August 23, 2010 | National Review Online

Imam Rauf and the ‘One State Solution’ for the Israeli-Palestinian Conflict

Understandably, Feisal Rauf's assertion that the U.S. has more innocent blood on its hands than does al-Qaeda is getting lots of attention (see, e.g., Keep America Safe). Something else caught my eye, though. Way down toward the end of the transcript, we find him endorsing the “one-state solution” for the Israeli-Palestinian conflict (my italics):

We now have post-Zionism movements in Israel. We have a very broad spectrum of people in Israel who regard Israel as a nation state, as a secular state, as a multicultural state. The very fabric and demographic, and I would say even identity, of Israel has shifted enormously in the last 60 years since its founding. . . .

The differences, perhaps, may lie on whether the solution lies in the two-state solution or in a one-state solution. I believe that you had someone here recently who spoke about having a “one land and two peoples” solution to Israel. And I personally – my own personal analysis tells me that a one-state solution is a more coherent one than a two-state solution.

This is the “solution to Israel” preferred by the Muslim Brotherhood and the anti-Israel Left.

For the Islamists, the terror campaign of Hamas (which is the Muslim Brotherhood's Palestinian branch) is a method of keeping up the pressure. It is not something they believe will, by itself, destroy Israel. Terrorism is a means to an end, not an end in and of itself. The end in question here is the destruction of Israel as a Jewish state. Hamas is pledged to use violent jihad, but the important thing is accomplishing the mission, not how it is accomplished.

As I've pointed out before (I've even written a book about it), the Brotherhood and al-Qaeda are after the same bottom line: Islamist rule. The Brotherhood, however, distinguishes itself by being willing to work through available political and legal processes. Al-Qaeda, by contrast, rejects this, reasoning that this approach legitimizes non-sharia processes and, in any event, takes too long. The terrorism and non-terrorism methods of advancing the sharia agenda are far from mutually exclusive; in fact, they reinforce one another. And the non-terrorism approach has, for practitioners, the added advantage that Western opinion elites will laud them as “moderates” even though their agenda is the very opposite of moderate.

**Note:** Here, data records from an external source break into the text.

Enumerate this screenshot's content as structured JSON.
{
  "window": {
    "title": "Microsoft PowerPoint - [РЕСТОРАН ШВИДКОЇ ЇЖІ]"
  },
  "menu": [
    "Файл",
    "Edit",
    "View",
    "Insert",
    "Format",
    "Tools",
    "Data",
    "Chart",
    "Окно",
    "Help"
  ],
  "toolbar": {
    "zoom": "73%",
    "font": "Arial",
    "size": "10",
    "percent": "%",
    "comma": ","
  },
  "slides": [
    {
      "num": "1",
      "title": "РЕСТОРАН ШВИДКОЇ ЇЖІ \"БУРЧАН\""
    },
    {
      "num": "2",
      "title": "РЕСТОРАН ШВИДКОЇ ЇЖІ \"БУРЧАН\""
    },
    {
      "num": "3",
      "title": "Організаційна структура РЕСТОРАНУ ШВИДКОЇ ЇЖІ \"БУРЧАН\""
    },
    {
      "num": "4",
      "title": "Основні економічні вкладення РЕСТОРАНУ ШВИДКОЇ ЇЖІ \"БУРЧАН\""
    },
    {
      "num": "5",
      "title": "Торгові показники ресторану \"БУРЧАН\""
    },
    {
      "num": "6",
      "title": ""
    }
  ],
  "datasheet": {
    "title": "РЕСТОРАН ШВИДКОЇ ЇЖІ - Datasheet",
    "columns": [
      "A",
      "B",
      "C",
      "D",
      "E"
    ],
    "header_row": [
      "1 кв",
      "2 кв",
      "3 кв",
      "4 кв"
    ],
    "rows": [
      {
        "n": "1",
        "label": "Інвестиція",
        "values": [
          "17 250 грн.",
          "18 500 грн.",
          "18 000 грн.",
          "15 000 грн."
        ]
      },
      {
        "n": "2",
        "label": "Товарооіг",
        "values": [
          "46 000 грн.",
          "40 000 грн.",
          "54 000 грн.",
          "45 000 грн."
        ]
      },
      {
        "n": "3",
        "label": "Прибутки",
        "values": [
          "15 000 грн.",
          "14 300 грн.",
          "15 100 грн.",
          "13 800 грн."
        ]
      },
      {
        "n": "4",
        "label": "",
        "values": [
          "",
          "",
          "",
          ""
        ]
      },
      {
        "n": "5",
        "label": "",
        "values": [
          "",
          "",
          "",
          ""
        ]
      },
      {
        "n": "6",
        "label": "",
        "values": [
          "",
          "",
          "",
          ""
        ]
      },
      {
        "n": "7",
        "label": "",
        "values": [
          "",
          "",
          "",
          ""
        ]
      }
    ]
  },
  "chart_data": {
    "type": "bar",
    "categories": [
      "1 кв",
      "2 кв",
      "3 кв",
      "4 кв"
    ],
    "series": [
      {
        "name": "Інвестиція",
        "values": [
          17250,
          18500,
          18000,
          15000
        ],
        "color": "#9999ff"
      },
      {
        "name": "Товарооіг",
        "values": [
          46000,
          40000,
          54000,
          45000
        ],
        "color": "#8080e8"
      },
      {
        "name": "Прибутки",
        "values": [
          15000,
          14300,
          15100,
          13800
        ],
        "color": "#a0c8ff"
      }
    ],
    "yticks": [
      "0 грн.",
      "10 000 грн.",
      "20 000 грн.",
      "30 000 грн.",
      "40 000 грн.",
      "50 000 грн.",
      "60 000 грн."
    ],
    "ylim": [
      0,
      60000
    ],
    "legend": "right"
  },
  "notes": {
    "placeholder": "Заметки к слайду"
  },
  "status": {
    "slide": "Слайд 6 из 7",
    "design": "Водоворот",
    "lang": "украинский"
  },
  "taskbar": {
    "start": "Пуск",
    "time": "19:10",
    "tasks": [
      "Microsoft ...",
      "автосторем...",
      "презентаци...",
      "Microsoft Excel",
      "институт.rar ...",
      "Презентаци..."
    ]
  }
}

For the Brotherhood, Hamas's jihad (and Fatah's terrorism, and Israel's responses) create international pressure for a political solution. In that political solution, the idea is to turn the West's democracy infatuation and rhetoric against Israel, so that Israel is browbeaten into putting its character as a Jewish state up for a democratic vote. In the interim, the Arab population in Israel (now over a million) is swelling, and Palestinians insist on the “right of return” as part of any political settlement. Between this push for ever-higher Palestinian numbers in Israel and support from secular Israeli Jews who would be willing to trade Israel's Jewish identity for “peace,” the Brotherhood is moving toward what it expects will be an electoral majority.

The idea is that once Israel's status as a Jewish state is delegitimized and democratically overturned, the Palestinian territories can be formally joined to Israel, and it will soon become a Palestinian Islamic state – at which point there will be no further need for democracy. That's the one-state political solution. It just happens to be the same as Hamas's terrorist solution: No more Israel.

For anyone who has studied how the Brotherhood operates, taken note of Rauf's Brotherhood associations, and listened to the imam's slippery answers to simple questions such as Do you believe Hamas is a terrorist organization?, none of this is surprising. But it does raise a question for the Obama administration as it pressures Israel to return to the negotiating table: If the official policy of the United States is that Hamas is a terrorist organization and that the solution to the Israeli-Palestinian conflict is “two states living side-by-side in peace,” how can the State Department be using, for diplomatic missions to Arab states, an emissary who doesn't believe Hamas is a terrorist organization and who favors a one-state solution in which the Jewish state is disappeared?